When it comes to the 21st century crash, Eichengreen firmly lists failure to regulate first: “The crisis taught the United States some hard lessons about the inadequacies of financial regulation, although acting on those lessons was more easily said than done.”



This is inordinately cheerful. No one in the Republican Party learned those lessons, and the Teadiots learned a sort of upside down version. Certainly neither group would endorse the kind of fiscal stimulus that Eichengreen rightly considers bedrock policy in a deflationary crisis.

But, as he notes, even midstream economic thinkers were -- and still are -- mesmerized by the problems of inflation, although these do not exist. (“The dangers to which they pointed were largely illusory,” he writes.)

Only a few residual New Dealers understand that deflation is the problem and that, unlike inflation, it is not easily dealt with by the limited repertoire of remedies that governments and central banks can use. (It is worth mentioning that in ferreting out the causes of the Great Recession, Eichengreen does not assign any weight to the villain that the rightwing is certain caused it: the Community Reinvestment Act. Never even mentions it.)

Instead he fingers the “shadow banking system” that had grown up, especially since the nostrums of Reaganomics began to take hold. These are the insurance companies, hedge funds, special purpose vehicles (off book operations of commercial banks) and the like, which made up nearly two-thirds of nonfinancial credit in the United States at the time of the Crash of ’08.

For Europe, where banks have always been more important, he does finger banks.

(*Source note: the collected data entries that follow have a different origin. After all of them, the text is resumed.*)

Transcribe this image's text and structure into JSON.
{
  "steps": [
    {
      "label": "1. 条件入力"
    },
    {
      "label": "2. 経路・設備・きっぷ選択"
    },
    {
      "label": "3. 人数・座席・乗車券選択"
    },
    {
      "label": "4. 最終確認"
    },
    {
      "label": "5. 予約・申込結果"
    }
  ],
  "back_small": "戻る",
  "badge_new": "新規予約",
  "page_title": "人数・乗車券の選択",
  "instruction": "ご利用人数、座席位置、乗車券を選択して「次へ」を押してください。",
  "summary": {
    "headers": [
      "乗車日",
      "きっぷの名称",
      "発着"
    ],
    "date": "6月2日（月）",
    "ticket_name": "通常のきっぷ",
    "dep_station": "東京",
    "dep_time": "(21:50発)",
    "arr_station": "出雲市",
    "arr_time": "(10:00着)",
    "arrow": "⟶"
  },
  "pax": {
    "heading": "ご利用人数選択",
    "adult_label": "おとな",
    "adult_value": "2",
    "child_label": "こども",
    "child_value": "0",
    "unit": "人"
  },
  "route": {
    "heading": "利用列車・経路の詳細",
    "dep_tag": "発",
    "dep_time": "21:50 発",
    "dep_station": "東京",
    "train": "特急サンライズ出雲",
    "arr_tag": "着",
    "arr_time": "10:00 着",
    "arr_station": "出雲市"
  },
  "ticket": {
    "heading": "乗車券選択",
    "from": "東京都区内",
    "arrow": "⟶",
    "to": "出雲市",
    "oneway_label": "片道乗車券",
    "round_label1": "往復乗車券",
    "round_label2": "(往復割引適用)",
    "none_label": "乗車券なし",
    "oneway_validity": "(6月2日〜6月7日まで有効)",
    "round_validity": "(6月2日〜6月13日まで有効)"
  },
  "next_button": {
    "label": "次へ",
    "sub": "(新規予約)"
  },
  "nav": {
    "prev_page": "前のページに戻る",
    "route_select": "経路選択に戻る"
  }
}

He also scolds the moralists, who in each crash and on each side of the Atlantic allowed indignation to trump effective recovery policies.

That, he says, was behind the “single most important” policy mistake in the late crash, the failure to rescue Lehman Brothers.

I would say the single most important policy mistake was Reaganomics, the failure to understand that unsupervised markets fail. Lehman was just an episode.